在市场经济的背景下,税收调节作用往往面临公平与效率的抉择,既要兼顾经济发展,做大“蛋糕”,又要平衡收入分配差距,避免矛盾激化。税收在市场经济中的调节作用既是必要的,也是可行的。

2.1.1 市场经济条件下的收入分配

政府是否参与收入分配的争论曾经是经济学家讨论的焦点。19世纪有许多经济学家认为,市场经济能够达到内在的资源优化配置,无须政府采用财政手段介入收入分配。法国经济学家巴斯夏在其代表作《和谐经济论》中提出,随着资本主义的发展,不仅不会出现两极分化,而且劳动在社会中的份额,不论是相对的还是绝对的都会增加,而资本所占的份额则会相对减少。美国经济学家凯里认为,随着资本主义的发展,收入将趋于均等化。他信奉萨伊的“三位一体”公式,认为利润是资本创造的收入,工资是劳动创造的收入。在他看来,随着劳动生产率的提高,已经积累起来的资本价值会降低,劳动的能力会增加。因此资本家所得的份额会逐步减少,而工人所得份额会渐次上升。

一些西方经济学家认为,个人和企业出于追求自身利益最大化的动机,通过市场能够实现有效率的资源配置,但日益加剧的贫富差距和社会矛盾也促使经济学家反思效率之外的公平问题。

1920年,英国著名经济学家庇古在《福利经济学》一书中系统提出福利经济学的框架,认为“利己心的自由发挥”并不会自动使国家的土地、资本和劳动得到很好的分配,进而增加社会总福利。垄断和外部性的存在、制度设计的不完美决定了市场在资源配置方面的缺陷。庇古根据边际效用论提出了两个福利经济学基本命题:国民收入水平越高,社会经济福利就越大;国民收入分配越均等化,社会经济福利就越大。社会经济福利取决于国民收入的数量和国民收入在社会成员间的分配情况。因此,要增加社会经济福利,在生产方面必须增加国民收入总量,在分配方面必须消除收入分配的不均。由于福利经济学致力于以增进社会总福利和促进社会公平分配为目标制定经济政策,其税收思想也是以此为基础展开,其中蕴含了大量与共同富裕相关的思想。

福利经济学的第一定理指出,在完全市场化和自由竞争的前提假设下,不需要任何外在引导,经济运行会自动实现有效的资源配置,从而达到帕累托最优,即没有帕累托改进余地的状态。

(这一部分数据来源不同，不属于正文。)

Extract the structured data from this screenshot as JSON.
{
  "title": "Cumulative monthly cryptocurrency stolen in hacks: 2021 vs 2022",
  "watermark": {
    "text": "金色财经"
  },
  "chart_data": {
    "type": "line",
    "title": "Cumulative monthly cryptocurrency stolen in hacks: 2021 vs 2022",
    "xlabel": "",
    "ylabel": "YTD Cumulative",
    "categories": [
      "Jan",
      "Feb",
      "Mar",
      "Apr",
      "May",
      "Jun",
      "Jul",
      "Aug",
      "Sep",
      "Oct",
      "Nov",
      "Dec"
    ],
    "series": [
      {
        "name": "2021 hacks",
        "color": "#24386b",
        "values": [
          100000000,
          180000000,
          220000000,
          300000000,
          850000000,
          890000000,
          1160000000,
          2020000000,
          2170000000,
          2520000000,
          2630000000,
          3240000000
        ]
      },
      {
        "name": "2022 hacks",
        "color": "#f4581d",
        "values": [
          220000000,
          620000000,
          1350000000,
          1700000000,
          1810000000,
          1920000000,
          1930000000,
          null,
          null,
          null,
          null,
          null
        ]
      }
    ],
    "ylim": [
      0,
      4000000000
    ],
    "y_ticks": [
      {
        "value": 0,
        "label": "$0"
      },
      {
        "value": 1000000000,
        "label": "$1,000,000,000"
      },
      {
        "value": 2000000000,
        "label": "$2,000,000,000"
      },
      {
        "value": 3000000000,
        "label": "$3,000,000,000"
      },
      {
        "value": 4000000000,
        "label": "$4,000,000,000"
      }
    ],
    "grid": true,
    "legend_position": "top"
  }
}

福利经济学的第一定理旨在说明市场的“蛋糕”会越做越大,但并没有说明帕累托最优状态是否公平、公正,是否会导致价格不稳定和市场失衡。因此,福利经济学的第二定理指出,通过诸如一次性转移支付和总付税等适当的方法对初始资源占有状态进行再分配,任何帕累托有效的资源配置都会导致市场均衡。

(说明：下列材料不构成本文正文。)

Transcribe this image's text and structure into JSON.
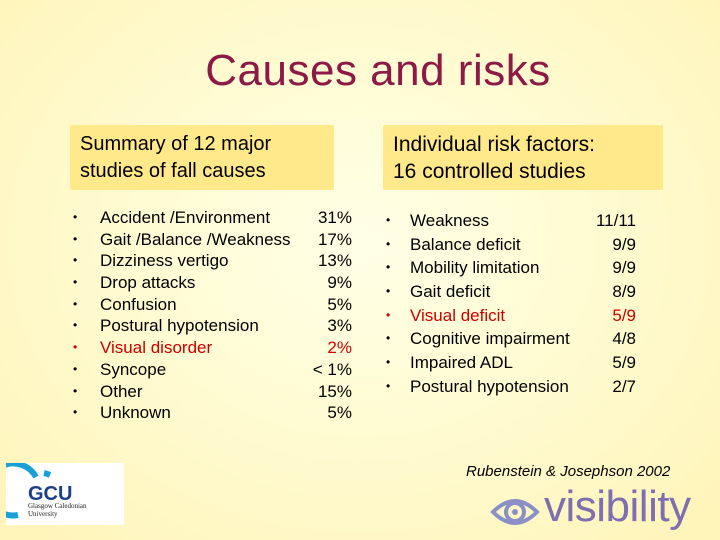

公平与效率的抉择此时成为争论的焦点,围绕这一主题的争论主要有两种观点,一个是公平与效率冲突论,另一个是公平与效率协调论。

公平与效率冲突论认为,效率是研究以最小的投入创造最大的财富,公平是研究社会财富如何在社会成员之间进行分配。二者之间是此消彼长的关系,因此,公平与效率冲突论又形成效率优先和公平优先两种截然不同的观点。

哈耶克、弗里德曼和科斯等经济学家主张效率优先,反对把收入公平分配作为社会经济福利最大化的前提,认为通过高效率的生产,促进社会总财富尽快增长,在此基础上通过适当的制度补偿就可以兼顾或促进公平。

琼·罗宾逊、勒纳和米尔斯等则主张公平优先,认为收入分配的不公平会导致积极性的下降从而降低工作效率。新制度学派的加尔布雷斯从收入均等、减少贫困等角度出发,提出“公平优先、兼顾效率”的观点,认为公平分配收入是社会稳定发展的重要因素,只有公正地对社会收入进行分配,才能使每个人积极去提高经济效率,创造出更多的社会财富。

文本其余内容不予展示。